People who initially receive rehabilitation with an optional delayed anterior cruciate ligament (ACL) reconstruction have a similar risk for meniscal surgeries than those treated with an early ACL reconstruction.
Nonoperative treatment of an ACL rupture is a viable option for many patients. However, some clinicians have raised concerns that nonoperative treatment of an ACL rupture or a delayed ACL reconstruction may increase the risk of meniscal injuries.
van der Graaff and colleagues completed a secondary analysis of data from the COMPARE trial to evaluate if treating an ACL rupture with a delayed option for reconstruction leads to more meniscal procedures than an early ACL reconstruction.
The authors used data collected from the COMPARE trial. The trial included people who sustained an acute ACL rupture within the prior two months. Eight-five participants randomly received an early ACL reconstruction (within six weeks of enrolling in the study). Eighty-two participants randomly received nonoperative treatment with an optional delayed ACL reconstruction. All participants in the nonoperative group received at least 3 months of supervised physical therapy. After 3 months of structured physical therapy, participants could opt for an ACL reconstruction. The authors recorded if someone had a meniscal procedure during an ACL reconstruction or other surgery. Furthermore, all participants had a baseline MRI, which the study team reviewed for signs of a meniscal tear.

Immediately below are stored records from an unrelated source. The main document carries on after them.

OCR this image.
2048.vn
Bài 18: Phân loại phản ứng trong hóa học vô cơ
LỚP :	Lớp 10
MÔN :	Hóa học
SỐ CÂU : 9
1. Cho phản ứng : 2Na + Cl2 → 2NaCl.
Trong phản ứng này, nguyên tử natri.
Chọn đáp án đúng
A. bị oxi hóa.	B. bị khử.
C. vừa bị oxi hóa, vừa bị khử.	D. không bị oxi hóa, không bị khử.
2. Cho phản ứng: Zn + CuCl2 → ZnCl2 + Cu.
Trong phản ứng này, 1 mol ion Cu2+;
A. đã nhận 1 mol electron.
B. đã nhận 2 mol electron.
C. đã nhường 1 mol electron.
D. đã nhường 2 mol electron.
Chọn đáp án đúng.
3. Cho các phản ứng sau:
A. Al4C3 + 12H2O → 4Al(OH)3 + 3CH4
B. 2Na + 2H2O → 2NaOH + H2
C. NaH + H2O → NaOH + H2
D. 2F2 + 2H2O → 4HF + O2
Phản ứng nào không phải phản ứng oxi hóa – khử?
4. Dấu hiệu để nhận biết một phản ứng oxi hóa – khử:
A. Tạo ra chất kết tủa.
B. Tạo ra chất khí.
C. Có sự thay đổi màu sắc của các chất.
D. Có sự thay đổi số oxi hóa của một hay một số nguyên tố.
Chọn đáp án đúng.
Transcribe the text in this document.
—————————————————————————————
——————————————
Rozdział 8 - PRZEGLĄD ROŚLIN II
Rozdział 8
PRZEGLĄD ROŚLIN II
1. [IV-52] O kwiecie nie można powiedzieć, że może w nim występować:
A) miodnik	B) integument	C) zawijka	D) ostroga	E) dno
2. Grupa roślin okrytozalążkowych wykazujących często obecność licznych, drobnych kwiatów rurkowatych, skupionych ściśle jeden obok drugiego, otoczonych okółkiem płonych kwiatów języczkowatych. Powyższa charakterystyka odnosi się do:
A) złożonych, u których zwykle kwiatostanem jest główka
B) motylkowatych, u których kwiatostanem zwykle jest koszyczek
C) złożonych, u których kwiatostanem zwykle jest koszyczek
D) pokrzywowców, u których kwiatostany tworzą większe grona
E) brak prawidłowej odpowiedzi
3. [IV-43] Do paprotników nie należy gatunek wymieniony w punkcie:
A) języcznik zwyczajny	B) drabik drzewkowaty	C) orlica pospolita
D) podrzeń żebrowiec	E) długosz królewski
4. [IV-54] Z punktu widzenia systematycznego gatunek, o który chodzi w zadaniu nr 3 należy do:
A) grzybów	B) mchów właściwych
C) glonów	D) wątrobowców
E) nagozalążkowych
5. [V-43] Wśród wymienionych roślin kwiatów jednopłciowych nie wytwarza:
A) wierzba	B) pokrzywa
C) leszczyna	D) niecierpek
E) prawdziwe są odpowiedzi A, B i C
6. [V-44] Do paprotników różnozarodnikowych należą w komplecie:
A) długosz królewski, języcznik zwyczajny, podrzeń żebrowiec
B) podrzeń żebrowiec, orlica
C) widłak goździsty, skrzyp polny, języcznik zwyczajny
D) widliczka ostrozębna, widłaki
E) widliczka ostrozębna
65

Half of the participants who began in the nonoperative group chose to have an ACL reconstruction during the 2-year follow-up period. At baseline, about 41% of participants had a meniscal tear, regardless of group. About 30% of knees had a meniscal procedure during an ACL reconstruction, irrespective of whether it was an early or delayed reconstruction. After the reconstruction, 5% of knees required another meniscal procedure, regardless of group. These subsequent surgeries were because of new trauma or knee complaints, but they always involved a meniscus the authors noticed had damage at the original ACL reconstruction. About 10% of the participants who never received an ACL reconstruction had a separate meniscal surgery.
This study clarifies that someone who tries nonoperative treatment will not have at greater risk for a new meniscal injury than someone receiving an early ACL reconstruction. These results agree with results from the KANON trial that found similar rates of meniscal surgery over 5 years after randomly assigning people to an early or an optional-delayed ACL reconstruction.
Clinicians should be aware that initially trying nonoperative treatment with someone with an ACL injury will not increase their risk of a meniscal tear that requires surgery. Educating patients about the pros and cons of delaying an ACL reconstruction could help a patient better evaluate their options following an ACL rupture and empower them to choose the option that best fits their lifestyle.
Questions for Discussion
How soon after ACL injury do you discuss surgery as a potential outcome with your patients? Do you also discuss the potential for patients to be treated nonoperatively?